Right: Peter Doig, White Canoe, 1990-91, Private Collection
Art © 2021 Peter Doig

Describing Wong’s visual vernacular, John Yau observes: “Wong makes myriad lines, dots, daubs, and short, lush brushstrokes, eventually arriving at an imaginary landscape that tilts away from the picture plane at an odd angle. A painterly cartographer, Wong literally feels his way across the landscape, dot by dot, paint stroke by paint stroke.’ (John Yau, “Matthew Wong’s Hallucinatory Pilgrimages'', Hyperallergenic, 22 April 2018 (online) Wong’s resulting artistic language, redolent of the visual lyricism of Vincent Van Gogh, the sensuousness of Gustave Klimt, and the tradition of Chinese ink wash shanshui – synthesizes endless references, articulating an enchantingly vulnerable, immersive, and acutely alluring aesthetic rich in chromatic, spatial and psychological complexities.

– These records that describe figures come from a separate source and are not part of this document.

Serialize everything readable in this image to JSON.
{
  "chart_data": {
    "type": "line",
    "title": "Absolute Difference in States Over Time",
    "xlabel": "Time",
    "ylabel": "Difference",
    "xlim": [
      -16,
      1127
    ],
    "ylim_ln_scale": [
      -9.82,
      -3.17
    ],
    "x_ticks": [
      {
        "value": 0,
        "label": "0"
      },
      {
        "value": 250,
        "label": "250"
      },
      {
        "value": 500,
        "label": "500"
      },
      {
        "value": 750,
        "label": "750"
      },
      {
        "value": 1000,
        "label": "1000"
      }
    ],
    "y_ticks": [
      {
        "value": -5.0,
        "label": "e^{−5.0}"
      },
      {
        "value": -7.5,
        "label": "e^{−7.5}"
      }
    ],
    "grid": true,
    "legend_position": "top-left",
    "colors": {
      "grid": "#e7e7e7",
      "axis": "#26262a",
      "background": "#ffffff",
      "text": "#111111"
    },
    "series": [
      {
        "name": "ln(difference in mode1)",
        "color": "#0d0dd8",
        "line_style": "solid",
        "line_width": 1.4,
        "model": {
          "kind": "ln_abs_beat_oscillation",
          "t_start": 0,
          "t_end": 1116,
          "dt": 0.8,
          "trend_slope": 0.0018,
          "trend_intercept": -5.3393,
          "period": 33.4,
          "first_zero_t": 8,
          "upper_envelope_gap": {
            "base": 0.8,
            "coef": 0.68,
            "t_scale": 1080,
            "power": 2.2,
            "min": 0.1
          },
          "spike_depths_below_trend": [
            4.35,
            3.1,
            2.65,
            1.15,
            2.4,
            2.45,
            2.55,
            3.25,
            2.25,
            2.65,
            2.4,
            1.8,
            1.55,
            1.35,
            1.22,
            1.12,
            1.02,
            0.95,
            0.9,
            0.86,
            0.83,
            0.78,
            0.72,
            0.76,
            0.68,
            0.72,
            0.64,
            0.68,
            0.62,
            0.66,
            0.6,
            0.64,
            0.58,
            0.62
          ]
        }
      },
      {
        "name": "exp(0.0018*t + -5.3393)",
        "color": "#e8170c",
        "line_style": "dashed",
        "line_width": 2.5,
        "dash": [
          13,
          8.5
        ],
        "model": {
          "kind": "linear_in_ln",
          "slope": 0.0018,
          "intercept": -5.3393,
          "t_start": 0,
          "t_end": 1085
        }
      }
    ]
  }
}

A poignant archetype of Wong’s urgent yet sublimely graceful practice, Night Crossing is a work of remarkable significance that displays a multifaceted dynamism that extends from the personal to the universal. Following his tragic death shortly before his second show at Karma gallery, which was comprised entirely of works from this series, Wong’s legacy has only continued to grow, with his works entering the permanent collections of vaunted public institutions, such as the Museum of Modern Art and the Solomon R. Guggenheim Museum in New York. Crafting a menagerie of dreamscapes of unfathomable breadth and anchoring them all to the bittersweet pas seul of existence, Wong offers something entirely unique with his ephemeral, scintillating oeuvre: tender, enchanting compositions that meditate on the liminal spaces between the fantastical and the real, and constitute an extraordinary consolidation and extension of a long tradition of landscape painting.